David nie wiedział, co odpowiedzieć. Wbił wzrok w profesora tylarbunga w nadziei, że da mu on jakikolwiek pretekst, by wstać i unieść się gniewem.
Jednak profesor nie wyglądał na zainteresowanego utarczką – niewidzącym wzrokiem śledził esy-floresy unoszące się z jego cygara.
– Lepiej poszukam ojca. – To była jedyna odpowiedź, jaka przyszła Davidowi do głowy.
– Oczywiście, proszę tylko nie zawracać mu głowy zwykłymi nieporozumieniami.
David odwrócił się i ruszył ku schodom, licząc, że zastanie ojca w pokoju. Chciał go poprosić, by jak najszybciej opuścili zamek, choćby na piechotę.
– Ach, już jesteś! – Ferdinand leżał na łóżku zatopiony w lekturze. Na jego twarzy malowało się znużenie. – Przykro mi, że nie możemy wyjechać już teraz. Obawiam się, że będziemy musieli jeszcze zjeść z tymi ludźmi obiad.
– Oni mówią, że Żydzi to nowotwór – odparł David ze wzburzeniem.

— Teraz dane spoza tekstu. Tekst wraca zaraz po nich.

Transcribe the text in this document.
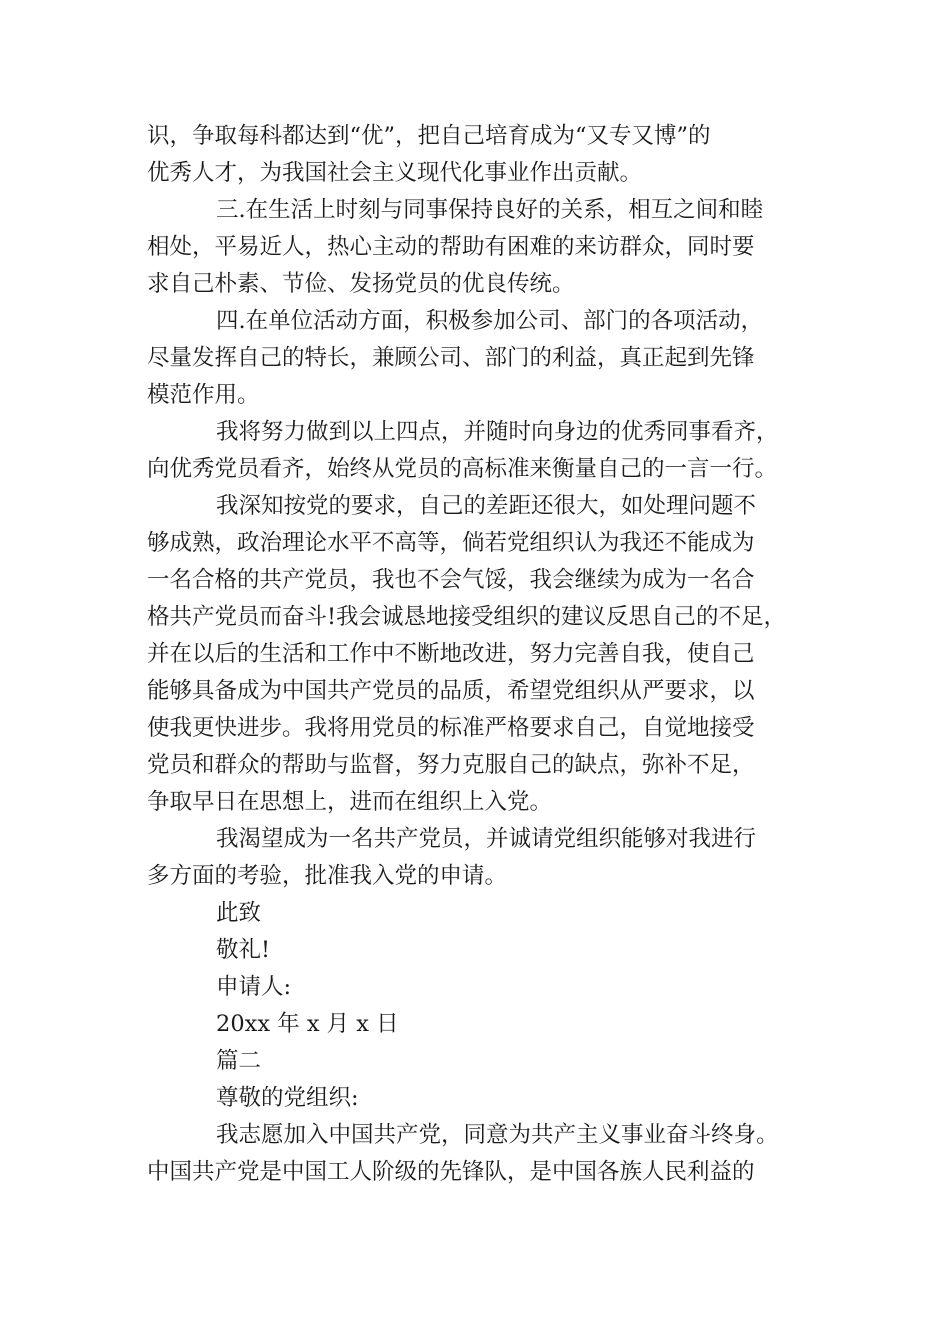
识，争取每科都达到“优”，把自己培育成为“又专又博”的
优秀人才，为我国社会主义现代化事业作出贡献。
三.在生活上时刻与同事保持良好的关系，相互之间和睦
相处，平易近人，热心主动的帮助有困难的来访群众，同时要
求自己朴素、节俭、发扬党员的优良传统。
四.在单位活动方面，积极参加公司、部门的各项活动，
尽量发挥自己的特长，兼顾公司、部门的利益，真正起到先锋
模范作用。
我将努力做到以上四点，并随时向身边的优秀同事看齐，
向优秀党员看齐，始终从党员的高标准来衡量自己的一言一行。
我深知按党的要求，自己的差距还很大，如处理问题不
够成熟，政治理论水平不高等，倘若党组织认为我还不能成为
一名合格的共产党员，我也不会气馁，我会继续为成为一名合
格共产党员而奋斗!我会诚恳地接受组织的建议反思自己的不足，
并在以后的生活和工作中不断地改进，努力完善自我，使自己
能够具备成为中国共产党员的品质，希望党组织从严要求，以
使我更快进步。我将用党员的标准严格要求自己，自觉地接受
党员和群众的帮助与监督，努力克服自己的缺点，弥补不足，
争取早日在思想上，进而在组织上入党。
我渴望成为一名共产党员，并诚请党组织能够对我进行
多方面的考验，批准我入党的申请。
此致
敬礼!
申请人:
20xx 年 x 月 x 日
篇二
尊敬的党组织:
我志愿加入中国共产党，同意为共产主义事业奋斗终身。
中国共产党是中国工人阶级的先锋队，是中国各族人民利益的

Ferdinand uniósł się niespokojnie. Widział, że jego syna coś dręczy.
– Co ty wygadujesz?
– To Raymond… Ten chłopiec mówi na głos to, czego jego ojciec i cała reszta nie mają odwagi powiedzieć – wyjaśnił David. – Według nich największym grzechem jest bycie demokratą i Żydem. Usłyszałem też niechcący ich rozmowę. Profesor Marbung powiedział, że skoro jesteś Żydem, nie będzie z tobą współpracował, i że chcesz im przeszkodzić w odnalezieniu Graala.
– Co za bzdury! W tej chwili idę porozmawiać z hrabią. Możemy wyjechać wcześniej, wymienimy bilety na dworcu.
David zdawał się odzyskiwać spokój, choć Ferdinand widział, że jego syn cierpi – chłopiec poczuł się nagle jak odmieniec, wyrzutek społeczny.